The message I got was "I don't have time to do anything, but I want to be a co-author". He was "generous" enough to say he "doesn't need to be the first or second author".
How would you handle that?
During my PhD I had one of my supervisor's former students do this to me. He got 3 publications out of me, which he didn't understand well enough to present at a conference (he insisted that I create slides for him and write a word-for-word script for him to deliver - the conference was in his area of the world). I eventually put my foot down and refused to have him as a co-author again (my supervisor was pushing to put his name on a 4th publication, I think she wanted to help him get tenure and / or was repaying some debt to him with my work).
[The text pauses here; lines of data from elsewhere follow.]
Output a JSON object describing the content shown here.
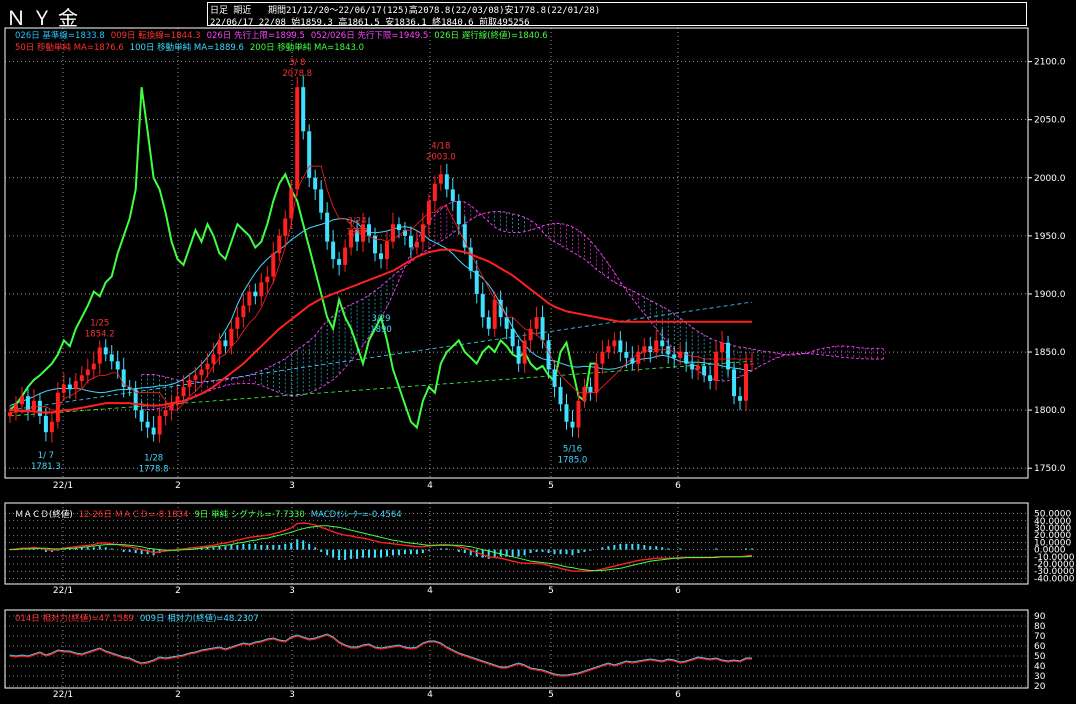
{
  "header": {
    "title": "ＮＹ金",
    "line1_left": "日足 期近",
    "line1_right": "期間21/12/20～22/06/17(125)高2078.8(22/03/08)安1778.8(22/01/28)",
    "line2": "22/06/17 22/08 始1859.3 高1861.5 安1836.1 終1840.6 前取495256"
  },
  "legend": {
    "row1": [
      {
        "text": "026日 基準線=1833.8",
        "color": "#22c0ff"
      },
      {
        "text": "009日 転換線=1844.3",
        "color": "#ff3030"
      },
      {
        "text": "026日 先行上限=1899.5",
        "color": "#ff40ff"
      },
      {
        "text": "052/026日 先行下限=1949.5",
        "color": "#ff40ff"
      },
      {
        "text": "026日 遅行線(終値)=1840.6",
        "color": "#40ff40"
      }
    ],
    "row2": [
      {
        "text": "50日 移動単純 MA=1876.6",
        "color": "#ff3030"
      },
      {
        "text": "100日 移動単純 MA=1889.6",
        "color": "#40d8ff"
      },
      {
        "text": "200日 移動単純 MA=1843.0",
        "color": "#40ff40"
      }
    ],
    "macd": [
      {
        "text": "ＭＡＣＤ(終値)",
        "color": "#ffffff"
      },
      {
        "text": "12-26日 ＭＡＣＤ=-8.1834",
        "color": "#ff3030"
      },
      {
        "text": "9日 単純 シグナル=-7.7330",
        "color": "#40ff40"
      },
      {
        "text": "MACDｵｼﾚｰﾀｰ=-0.4564",
        "color": "#40d8ff"
      }
    ],
    "rsi": [
      {
        "text": "014日 相対力(終値)=47.1589",
        "color": "#ff3030"
      },
      {
        "text": "009日 相対力(終値)=48.2307",
        "color": "#40d8ff"
      }
    ]
  },
  "colors": {
    "up": "#ff2020",
    "down": "#40e0ff",
    "grid": "#ffffff",
    "ma50": "#ff2020",
    "ma100": "#40d8ff",
    "ma200": "#40ff40",
    "chikou": "#40ff40",
    "kumo_a": "#ff40ff",
    "kumo_b": "#40e0ff"
  },
  "chart_data": [
    {
      "type": "candlestick",
      "title": "ＮＹ金",
      "y_ticks": [
        2100,
        2050,
        2000,
        1950,
        1900,
        1850,
        1800,
        1750
      ],
      "ylim": [
        1745,
        2110
      ],
      "x_ticks": [
        "22/1",
        "2",
        "3",
        "4",
        "5",
        "6"
      ],
      "annotations": [
        {
          "date": "3/ 8",
          "value": "2078.8"
        },
        {
          "date": "1/25",
          "value": "1854.2"
        },
        {
          "date": "3/24",
          "value": "1987"
        },
        {
          "date": "4/18",
          "value": "2003.0"
        },
        {
          "date": "3/29",
          "value": "1890"
        },
        {
          "date": "1/ 7",
          "value": "1781.3"
        },
        {
          "date": "1/28",
          "value": "1778.8"
        },
        {
          "date": "5/16",
          "value": "1785.0"
        }
      ],
      "closes": [
        1798,
        1805,
        1812,
        1800,
        1808,
        1795,
        1781,
        1790,
        1815,
        1822,
        1818,
        1825,
        1830,
        1835,
        1840,
        1854,
        1848,
        1842,
        1835,
        1820,
        1818,
        1800,
        1790,
        1785,
        1779,
        1795,
        1800,
        1805,
        1812,
        1820,
        1826,
        1830,
        1835,
        1840,
        1848,
        1860,
        1855,
        1870,
        1880,
        1890,
        1902,
        1898,
        1910,
        1915,
        1935,
        1950,
        1965,
        1990,
        2078,
        2040,
        2000,
        1990,
        1970,
        1945,
        1930,
        1925,
        1940,
        1955,
        1945,
        1960,
        1950,
        1935,
        1930,
        1945,
        1960,
        1955,
        1950,
        1940,
        1945,
        1960,
        1980,
        1995,
        2003,
        1990,
        1980,
        1960,
        1940,
        1920,
        1900,
        1880,
        1870,
        1895,
        1880,
        1870,
        1855,
        1840,
        1860,
        1870,
        1880,
        1860,
        1835,
        1820,
        1805,
        1790,
        1785,
        1808,
        1820,
        1815,
        1840,
        1850,
        1855,
        1860,
        1850,
        1845,
        1840,
        1850,
        1855,
        1850,
        1860,
        1855,
        1848,
        1845,
        1850,
        1840,
        1835,
        1838,
        1830,
        1825,
        1850,
        1858,
        1835,
        1812,
        1808,
        1840,
        1840
      ],
      "series": [
        {
          "name": "50日 移動単純",
          "values": [
            1800,
            1800,
            1799,
            1799,
            1799,
            1798,
            1798,
            1798,
            1799,
            1800,
            1800,
            1801,
            1802,
            1803,
            1804,
            1805,
            1806,
            1806,
            1806,
            1806,
            1806,
            1805,
            1805,
            1804,
            1804,
            1804,
            1805,
            1806,
            1807,
            1808,
            1810,
            1812,
            1814,
            1817,
            1820,
            1824,
            1828,
            1832,
            1836,
            1840,
            1845,
            1850,
            1855,
            1860,
            1865,
            1870,
            1874,
            1878,
            1882,
            1886,
            1890,
            1893,
            1896,
            1898,
            1900,
            1902,
            1904,
            1906,
            1908,
            1910,
            1912,
            1914,
            1916,
            1918,
            1920,
            1923,
            1926,
            1929,
            1932,
            1934,
            1936,
            1937,
            1938,
            1938,
            1938,
            1937,
            1936,
            1934,
            1932,
            1930,
            1928,
            1925,
            1922,
            1919,
            1916,
            1912,
            1908,
            1904,
            1900,
            1896,
            1892,
            1889,
            1887,
            1885,
            1884,
            1883,
            1882,
            1881,
            1880,
            1879,
            1878,
            1877,
            1876,
            1876,
            1876,
            1876,
            1876,
            1876,
            1876,
            1876,
            1876,
            1876,
            1876,
            1876,
            1876,
            1876,
            1876,
            1876,
            1876,
            1876,
            1876,
            1876,
            1876,
            1876,
            1876
          ]
        },
        {
          "name": "転換線",
          "values": [
            1798,
            1798,
            1800,
            1800,
            1803,
            1803,
            1803,
            1800,
            1800,
            1810,
            1812,
            1815,
            1818,
            1825,
            1828,
            1830,
            1830,
            1832,
            1832,
            1822,
            1820,
            1815,
            1815,
            1815,
            1815,
            1815,
            1808,
            1800,
            1800,
            1806,
            1812,
            1816,
            1822,
            1830,
            1838,
            1845,
            1848,
            1855,
            1860,
            1868,
            1875,
            1880,
            1888,
            1900,
            1910,
            1925,
            1940,
            1960,
            1990,
            2000,
            2010,
            2010,
            2010,
            1990,
            1975,
            1965,
            1965,
            1960,
            1955,
            1950,
            1950,
            1947,
            1947,
            1945,
            1948,
            1950,
            1955,
            1955,
            1960,
            1965,
            1970,
            1970,
            1975,
            1975,
            1965,
            1955,
            1945,
            1935,
            1925,
            1915,
            1905,
            1895,
            1890,
            1880,
            1880,
            1875,
            1870,
            1868,
            1865,
            1860,
            1850,
            1840,
            1830,
            1825,
            1820,
            1815,
            1815,
            1815,
            1815,
            1820,
            1825,
            1830,
            1835,
            1840,
            1845,
            1848,
            1850,
            1852,
            1852,
            1852,
            1852,
            1850,
            1850,
            1848,
            1846,
            1846,
            1844,
            1844,
            1844,
            1844,
            1844,
            1844,
            1844,
            1844,
            1844
          ]
        }
      ]
    },
    {
      "type": "line",
      "title": "ＭＡＣＤ(終値)",
      "y_ticks": [
        "50.0000",
        "40.0000",
        "30.0000",
        "20.0000",
        "10.0000",
        "0.0000",
        "-10.0000",
        "-20.0000",
        "-30.0000",
        "-40.0000"
      ],
      "x_ticks": [
        "22/1",
        "2",
        "3",
        "4",
        "5",
        "6"
      ],
      "series": [
        {
          "name": "12-26日 ＭＡＣＤ",
          "values": [
            0,
            1,
            2,
            2,
            3,
            2,
            0,
            -1,
            0,
            2,
            3,
            4,
            5,
            6,
            7,
            9,
            9,
            8,
            7,
            5,
            4,
            2,
            0,
            -2,
            -4,
            -3,
            -2,
            -1,
            0,
            1,
            2,
            3,
            4,
            5,
            6,
            8,
            9,
            11,
            13,
            15,
            17,
            18,
            19,
            20,
            22,
            24,
            27,
            30,
            36,
            37,
            36,
            34,
            31,
            28,
            25,
            22,
            20,
            19,
            17,
            16,
            14,
            12,
            10,
            9,
            8,
            7,
            6,
            5,
            4,
            4,
            5,
            6,
            7,
            7,
            6,
            4,
            2,
            -1,
            -4,
            -7,
            -10,
            -11,
            -12,
            -14,
            -16,
            -18,
            -19,
            -19,
            -19,
            -20,
            -22,
            -24,
            -26,
            -28,
            -30,
            -30,
            -30,
            -30,
            -29,
            -27,
            -25,
            -23,
            -21,
            -19,
            -17,
            -15,
            -14,
            -13,
            -12,
            -12,
            -12,
            -12,
            -11,
            -11,
            -11,
            -11,
            -11,
            -11,
            -10,
            -10,
            -10,
            -10,
            -10,
            -9,
            -8
          ]
        },
        {
          "name": "9日 単純 シグナル",
          "values": [
            0,
            0,
            1,
            1,
            1,
            2,
            2,
            1,
            1,
            1,
            2,
            2,
            3,
            4,
            5,
            6,
            7,
            7,
            7,
            7,
            6,
            5,
            4,
            2,
            1,
            0,
            -1,
            -1,
            -1,
            0,
            0,
            1,
            2,
            3,
            4,
            5,
            6,
            7,
            9,
            10,
            12,
            13,
            15,
            16,
            18,
            20,
            22,
            24,
            27,
            29,
            31,
            32,
            33,
            33,
            32,
            31,
            29,
            27,
            25,
            23,
            21,
            19,
            17,
            15,
            13,
            12,
            10,
            9,
            8,
            7,
            6,
            6,
            6,
            6,
            6,
            6,
            5,
            4,
            2,
            0,
            -2,
            -4,
            -6,
            -8,
            -10,
            -12,
            -14,
            -16,
            -17,
            -18,
            -19,
            -20,
            -22,
            -24,
            -25,
            -27,
            -28,
            -29,
            -29,
            -29,
            -28,
            -27,
            -26,
            -24,
            -22,
            -20,
            -18,
            -16,
            -15,
            -14,
            -13,
            -12,
            -12,
            -11,
            -11,
            -11,
            -11,
            -11,
            -11,
            -10,
            -10,
            -10,
            -10,
            -10,
            -9
          ]
        }
      ]
    },
    {
      "type": "line",
      "title": "相対力(終値)",
      "y_ticks": [
        90,
        80,
        70,
        60,
        50,
        40,
        30,
        20
      ],
      "x_ticks": [
        "22/1",
        "2",
        "3",
        "4",
        "5",
        "6"
      ],
      "series": [
        {
          "name": "014日 相対力(終値)",
          "values": [
            50,
            49,
            50,
            49,
            51,
            53,
            50,
            52,
            55,
            54,
            54,
            52,
            51,
            53,
            55,
            57,
            54,
            52,
            50,
            48,
            47,
            44,
            42,
            43,
            45,
            48,
            47,
            48,
            49,
            50,
            52,
            53,
            55,
            56,
            57,
            58,
            56,
            58,
            60,
            62,
            61,
            63,
            64,
            66,
            67,
            65,
            64,
            68,
            70,
            68,
            66,
            67,
            69,
            71,
            68,
            63,
            60,
            58,
            58,
            60,
            61,
            58,
            57,
            58,
            59,
            60,
            58,
            57,
            58,
            62,
            64,
            64,
            62,
            58,
            55,
            52,
            50,
            48,
            46,
            44,
            42,
            40,
            38,
            38,
            40,
            42,
            40,
            37,
            36,
            35,
            33,
            31,
            30,
            30,
            31,
            32,
            34,
            36,
            38,
            40,
            42,
            40,
            42,
            44,
            43,
            44,
            45,
            46,
            45,
            44,
            46,
            45,
            43,
            44,
            46,
            48,
            47,
            46,
            47,
            45,
            44,
            45,
            44,
            47,
            47
          ]
        }
      ]
    }
  ]
}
I don't want to spend time trying to defend my work from people who didn't contribute putting their names on it, but I'm not sure the best way to get rid of him. My PI thinks quite highly of him.
I'm going out with my PI casually for dinner tomorrow and am planning to bring this up and ask him to be explicit about his authorship policy (my PI reserves the right to determine authorship of work from our lab). I don't want to seem whiny, but also don't want to spend time / energy worrying about this.
Am I overly anxious about this? Maybe it doesn't really matter as long as I'm the first author? If that's the case, I'm tempted to just put everyone I know on it (I don't want to reward this guy for being obnoxious).